Les partisans de la maternité de substitution ont affirmé que ce projet de loi était une extension de la loi de l’État sur l’égalité du mariage. Mais la légalisation du mariage gay n’est pas une raison pour ouvrir cette dangereuse boîte de Pandore. Il n’y a pas de droit de nuire à autrui pour avoir un enfant. Mais pour les couples homosexuels – qui paieront grassement pour avoir des enfants – la demande de progéniture biologique est devenue politiquement plus importante que les risques de santé et d’exploitation que la maternité de substitution fait courir aux femmes et aux enfants.

L'auteur, Jennifer Lahl, est la fondatrice et présidente du CBC ( Center for Bioethics) créé en 2007, et  fondatrice de la campagne internationale  StopSurrogacyNow 

Traduction : Maria Poumier - Entre La Plume et l'Enclume

Note:

[1] dans l’affaire Baby M, la mère « porteuse », Mary Beth Whitehead s’était battue pour garder l’enfant qu’elle avait porté en son sein, après avoir été inséminée directement par le père commanditaire de l’enfant.

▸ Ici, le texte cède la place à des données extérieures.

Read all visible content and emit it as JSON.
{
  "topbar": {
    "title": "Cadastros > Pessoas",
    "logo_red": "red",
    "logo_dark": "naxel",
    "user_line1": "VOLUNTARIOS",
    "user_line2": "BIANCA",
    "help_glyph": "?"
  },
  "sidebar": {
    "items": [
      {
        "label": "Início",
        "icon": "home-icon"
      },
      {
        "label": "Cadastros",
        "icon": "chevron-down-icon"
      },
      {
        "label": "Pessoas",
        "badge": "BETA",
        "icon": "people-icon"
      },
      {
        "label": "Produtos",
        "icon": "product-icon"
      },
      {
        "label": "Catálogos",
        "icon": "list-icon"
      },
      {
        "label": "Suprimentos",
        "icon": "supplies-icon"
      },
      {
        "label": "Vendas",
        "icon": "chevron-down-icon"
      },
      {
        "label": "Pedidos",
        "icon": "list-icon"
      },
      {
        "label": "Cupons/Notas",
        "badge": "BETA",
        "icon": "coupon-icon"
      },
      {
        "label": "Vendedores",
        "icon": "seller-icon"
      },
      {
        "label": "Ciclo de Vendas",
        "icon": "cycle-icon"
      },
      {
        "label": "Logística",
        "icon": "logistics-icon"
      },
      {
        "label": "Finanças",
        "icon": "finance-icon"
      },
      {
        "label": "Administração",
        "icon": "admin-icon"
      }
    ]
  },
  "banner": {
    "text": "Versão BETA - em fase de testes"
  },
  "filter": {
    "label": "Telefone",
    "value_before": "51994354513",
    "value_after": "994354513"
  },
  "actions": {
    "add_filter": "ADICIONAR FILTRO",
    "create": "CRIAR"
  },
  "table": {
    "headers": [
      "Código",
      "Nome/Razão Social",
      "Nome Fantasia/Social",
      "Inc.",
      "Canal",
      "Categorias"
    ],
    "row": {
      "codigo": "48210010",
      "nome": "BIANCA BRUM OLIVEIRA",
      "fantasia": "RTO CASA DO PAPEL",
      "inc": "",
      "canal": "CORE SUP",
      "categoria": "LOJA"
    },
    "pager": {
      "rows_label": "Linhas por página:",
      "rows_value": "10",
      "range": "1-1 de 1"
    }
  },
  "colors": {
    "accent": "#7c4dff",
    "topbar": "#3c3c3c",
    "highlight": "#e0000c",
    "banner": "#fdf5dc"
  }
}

Le jugement fit changer le prénom et le nom de famille de l’enfant, qui devint celui du père, William Stern; mais Mary B. Whitehead garda un droit de visite. A la suite de cette affaire qui bouleversa le public, la GPA « en famille », par insémination directe faisant l’objet d’un accord à l’amiable entre proches fut interdite, au profit des techniques hautement médicalisées et exigeant l’anonymat des « donneurs », « donneuses » et « prestataires en gestation »].(ndt)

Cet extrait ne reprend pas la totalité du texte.